# What You Need:
→ Sausage
01 - 4 large Italian sausages (approximately 14 oz total; pork, chicken, or turkey)
→ Vegetables
02 - 2 cups butternut squash, peeled and cubed (approximately 10.5 oz)
03 - 2 cups Brussels sprouts, trimmed and halved (approximately 8.8 oz)

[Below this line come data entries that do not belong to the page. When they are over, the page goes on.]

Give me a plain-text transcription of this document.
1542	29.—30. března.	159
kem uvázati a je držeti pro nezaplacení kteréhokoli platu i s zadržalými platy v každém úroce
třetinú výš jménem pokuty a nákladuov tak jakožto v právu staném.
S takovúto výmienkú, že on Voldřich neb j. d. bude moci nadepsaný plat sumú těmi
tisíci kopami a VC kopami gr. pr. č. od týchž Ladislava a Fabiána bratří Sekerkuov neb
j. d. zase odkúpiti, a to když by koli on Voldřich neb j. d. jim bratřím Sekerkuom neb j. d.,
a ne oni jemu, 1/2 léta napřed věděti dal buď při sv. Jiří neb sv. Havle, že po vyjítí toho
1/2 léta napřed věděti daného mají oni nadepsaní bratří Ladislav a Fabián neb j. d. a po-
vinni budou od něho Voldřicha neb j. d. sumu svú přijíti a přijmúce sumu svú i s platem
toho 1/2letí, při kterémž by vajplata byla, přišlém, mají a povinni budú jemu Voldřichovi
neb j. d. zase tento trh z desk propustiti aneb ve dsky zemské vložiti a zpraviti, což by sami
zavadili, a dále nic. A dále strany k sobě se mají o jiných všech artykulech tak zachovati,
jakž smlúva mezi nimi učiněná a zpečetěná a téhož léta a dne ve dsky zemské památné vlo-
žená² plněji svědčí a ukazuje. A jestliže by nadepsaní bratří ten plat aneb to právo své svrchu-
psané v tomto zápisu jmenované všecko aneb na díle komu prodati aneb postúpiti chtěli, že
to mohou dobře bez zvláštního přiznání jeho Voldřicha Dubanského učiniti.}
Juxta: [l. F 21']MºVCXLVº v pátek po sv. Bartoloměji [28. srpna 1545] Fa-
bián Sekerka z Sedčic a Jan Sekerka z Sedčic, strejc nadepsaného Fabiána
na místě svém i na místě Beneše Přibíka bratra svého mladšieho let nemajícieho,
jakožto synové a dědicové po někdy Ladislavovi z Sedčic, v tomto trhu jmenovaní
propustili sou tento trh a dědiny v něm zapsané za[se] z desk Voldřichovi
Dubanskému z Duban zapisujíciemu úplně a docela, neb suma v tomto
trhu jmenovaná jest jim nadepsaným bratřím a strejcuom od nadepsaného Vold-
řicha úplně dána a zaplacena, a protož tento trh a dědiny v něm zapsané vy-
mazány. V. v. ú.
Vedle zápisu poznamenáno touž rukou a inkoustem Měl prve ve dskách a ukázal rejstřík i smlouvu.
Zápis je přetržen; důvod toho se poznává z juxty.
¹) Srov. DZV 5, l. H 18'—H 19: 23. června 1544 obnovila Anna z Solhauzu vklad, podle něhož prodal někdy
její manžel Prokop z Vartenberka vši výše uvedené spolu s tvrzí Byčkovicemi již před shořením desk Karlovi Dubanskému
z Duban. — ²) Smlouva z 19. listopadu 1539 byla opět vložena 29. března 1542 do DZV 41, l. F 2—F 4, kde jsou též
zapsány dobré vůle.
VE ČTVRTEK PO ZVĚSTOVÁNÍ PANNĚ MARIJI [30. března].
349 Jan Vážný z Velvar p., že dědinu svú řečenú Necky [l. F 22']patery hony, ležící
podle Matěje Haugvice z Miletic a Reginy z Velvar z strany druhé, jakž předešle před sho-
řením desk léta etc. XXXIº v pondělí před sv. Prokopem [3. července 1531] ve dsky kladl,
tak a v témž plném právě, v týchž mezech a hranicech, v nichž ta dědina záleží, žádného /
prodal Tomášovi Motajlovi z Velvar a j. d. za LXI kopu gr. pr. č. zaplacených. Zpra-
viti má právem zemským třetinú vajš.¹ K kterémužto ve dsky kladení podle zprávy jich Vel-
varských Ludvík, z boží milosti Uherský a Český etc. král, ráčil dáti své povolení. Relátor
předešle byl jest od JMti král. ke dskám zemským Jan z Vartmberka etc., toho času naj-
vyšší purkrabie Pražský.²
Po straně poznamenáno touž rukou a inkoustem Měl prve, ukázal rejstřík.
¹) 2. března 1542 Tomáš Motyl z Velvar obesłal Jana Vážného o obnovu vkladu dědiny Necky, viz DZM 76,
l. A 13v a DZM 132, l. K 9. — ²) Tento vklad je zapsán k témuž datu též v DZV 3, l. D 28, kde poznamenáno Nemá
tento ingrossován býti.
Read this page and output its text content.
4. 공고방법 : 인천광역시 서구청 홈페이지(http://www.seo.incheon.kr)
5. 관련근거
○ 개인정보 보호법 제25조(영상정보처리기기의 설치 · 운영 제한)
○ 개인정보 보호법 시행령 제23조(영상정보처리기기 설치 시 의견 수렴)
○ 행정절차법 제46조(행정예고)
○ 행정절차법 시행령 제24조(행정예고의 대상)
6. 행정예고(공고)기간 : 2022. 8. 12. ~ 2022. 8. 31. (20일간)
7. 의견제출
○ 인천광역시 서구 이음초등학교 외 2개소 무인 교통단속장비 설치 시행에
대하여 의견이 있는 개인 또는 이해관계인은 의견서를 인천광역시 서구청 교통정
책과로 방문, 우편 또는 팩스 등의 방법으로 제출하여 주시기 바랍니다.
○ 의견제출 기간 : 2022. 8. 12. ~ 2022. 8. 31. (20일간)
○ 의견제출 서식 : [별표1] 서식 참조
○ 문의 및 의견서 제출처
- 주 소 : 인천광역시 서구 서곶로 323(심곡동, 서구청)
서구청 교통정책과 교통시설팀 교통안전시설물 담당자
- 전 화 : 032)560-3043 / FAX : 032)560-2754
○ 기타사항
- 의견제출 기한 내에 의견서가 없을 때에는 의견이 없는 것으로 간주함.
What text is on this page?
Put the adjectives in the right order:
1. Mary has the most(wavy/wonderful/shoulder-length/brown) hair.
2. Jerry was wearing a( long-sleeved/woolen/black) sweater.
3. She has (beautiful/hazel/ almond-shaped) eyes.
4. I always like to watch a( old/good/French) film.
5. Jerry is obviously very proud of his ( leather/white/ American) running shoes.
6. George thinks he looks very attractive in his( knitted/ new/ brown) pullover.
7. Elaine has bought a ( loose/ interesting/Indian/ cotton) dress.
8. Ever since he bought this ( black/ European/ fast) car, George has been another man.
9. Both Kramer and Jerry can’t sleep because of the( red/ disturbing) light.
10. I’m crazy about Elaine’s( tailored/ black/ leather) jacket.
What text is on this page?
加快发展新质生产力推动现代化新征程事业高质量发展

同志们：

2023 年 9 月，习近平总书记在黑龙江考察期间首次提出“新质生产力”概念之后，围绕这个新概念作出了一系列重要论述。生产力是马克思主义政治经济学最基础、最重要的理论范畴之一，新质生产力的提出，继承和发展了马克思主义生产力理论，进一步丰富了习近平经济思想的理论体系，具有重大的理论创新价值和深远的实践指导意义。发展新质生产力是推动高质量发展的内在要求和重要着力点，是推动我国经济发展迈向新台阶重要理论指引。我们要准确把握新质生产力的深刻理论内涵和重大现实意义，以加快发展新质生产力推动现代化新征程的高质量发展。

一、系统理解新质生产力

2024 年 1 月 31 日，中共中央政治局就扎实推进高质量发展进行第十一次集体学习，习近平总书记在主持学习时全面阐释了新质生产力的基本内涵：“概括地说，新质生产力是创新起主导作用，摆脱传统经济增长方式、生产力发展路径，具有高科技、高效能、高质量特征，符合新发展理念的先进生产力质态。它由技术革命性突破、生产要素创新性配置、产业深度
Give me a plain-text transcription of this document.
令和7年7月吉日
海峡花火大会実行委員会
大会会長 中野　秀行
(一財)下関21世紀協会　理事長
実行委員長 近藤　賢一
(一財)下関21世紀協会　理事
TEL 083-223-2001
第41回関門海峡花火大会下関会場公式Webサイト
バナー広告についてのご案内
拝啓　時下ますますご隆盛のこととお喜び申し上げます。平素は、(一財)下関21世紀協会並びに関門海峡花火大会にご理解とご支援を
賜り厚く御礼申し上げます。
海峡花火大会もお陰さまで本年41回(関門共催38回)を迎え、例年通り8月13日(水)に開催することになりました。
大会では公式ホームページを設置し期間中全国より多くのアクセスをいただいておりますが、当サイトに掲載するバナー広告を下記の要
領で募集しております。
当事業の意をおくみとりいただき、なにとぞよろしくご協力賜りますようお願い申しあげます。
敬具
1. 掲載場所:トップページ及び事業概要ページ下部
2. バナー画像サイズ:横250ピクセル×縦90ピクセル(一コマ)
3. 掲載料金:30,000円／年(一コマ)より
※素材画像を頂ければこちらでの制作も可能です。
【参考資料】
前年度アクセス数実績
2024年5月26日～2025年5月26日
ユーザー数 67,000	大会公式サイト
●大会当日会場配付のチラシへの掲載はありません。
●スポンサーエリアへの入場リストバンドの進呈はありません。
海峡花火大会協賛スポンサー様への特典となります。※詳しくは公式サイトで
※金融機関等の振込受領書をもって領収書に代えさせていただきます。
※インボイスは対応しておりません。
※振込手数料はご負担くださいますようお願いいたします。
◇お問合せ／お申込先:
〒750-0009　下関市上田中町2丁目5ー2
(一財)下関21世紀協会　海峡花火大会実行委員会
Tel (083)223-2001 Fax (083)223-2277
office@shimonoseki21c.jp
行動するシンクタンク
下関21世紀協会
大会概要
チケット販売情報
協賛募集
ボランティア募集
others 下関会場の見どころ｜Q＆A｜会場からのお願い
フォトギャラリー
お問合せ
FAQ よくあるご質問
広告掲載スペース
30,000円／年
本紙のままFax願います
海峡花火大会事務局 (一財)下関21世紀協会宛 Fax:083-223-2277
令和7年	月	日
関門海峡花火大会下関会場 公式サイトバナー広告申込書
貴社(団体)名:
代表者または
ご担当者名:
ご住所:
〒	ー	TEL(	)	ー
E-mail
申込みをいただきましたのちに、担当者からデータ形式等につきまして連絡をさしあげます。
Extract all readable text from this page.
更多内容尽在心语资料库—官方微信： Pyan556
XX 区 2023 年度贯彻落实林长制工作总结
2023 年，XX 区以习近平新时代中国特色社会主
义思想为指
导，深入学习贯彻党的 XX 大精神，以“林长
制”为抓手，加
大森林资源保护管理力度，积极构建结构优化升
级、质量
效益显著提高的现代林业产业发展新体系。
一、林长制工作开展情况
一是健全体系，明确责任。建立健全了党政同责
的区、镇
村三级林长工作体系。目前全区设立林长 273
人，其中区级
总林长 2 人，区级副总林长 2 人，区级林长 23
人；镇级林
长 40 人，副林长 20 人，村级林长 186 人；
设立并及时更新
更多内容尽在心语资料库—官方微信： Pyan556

04 - 2 medium carrots, peeled and sliced into 1/2-inch pieces
05 - 1 large red onion, cut into wedges
06 - 1 large apple, cored and cut into wedges
→ Seasoning & Oil
07 - 3 tablespoons olive oil
08 - 1 1/2 teaspoons kosher salt
09 - 1/2 teaspoon freshly ground black pepper
10 - 1 teaspoon dried thyme
11 - 1 teaspoon dried rosemary
12 - 1/2 teaspoon smoked paprika
13 - 2 cloves garlic, minced
→ Garnish
14 - 2 tablespoons fresh parsley, chopped
# How To Make It:
01 - Preheat the oven to 425°F. Line a large rimmed sheet pan with parchment paper for easy cleanup.
02 - In a large bowl, combine butternut squash, Brussels sprouts, carrots, red onion, and apple. Drizzle with olive oil and sprinkle with kosher salt, black pepper, thyme, rosemary, smoked paprika, and minced garlic. Toss thoroughly to coat evenly.
03 - Spread the vegetable mixture evenly on the prepared sheet pan. Nestle the sausages among the vegetables.
04 - Roast for 30 to 35 minutes, turning the sausages and stirring the vegetables halfway through. Cook until sausages reach an internal temperature of 160°F for pork or 165°F for poultry, and vegetables are golden and tender.
05 - Remove from oven and let rest for 2 minutes. Slice sausages if desired, sprinkle with fresh parsley, and serve hot.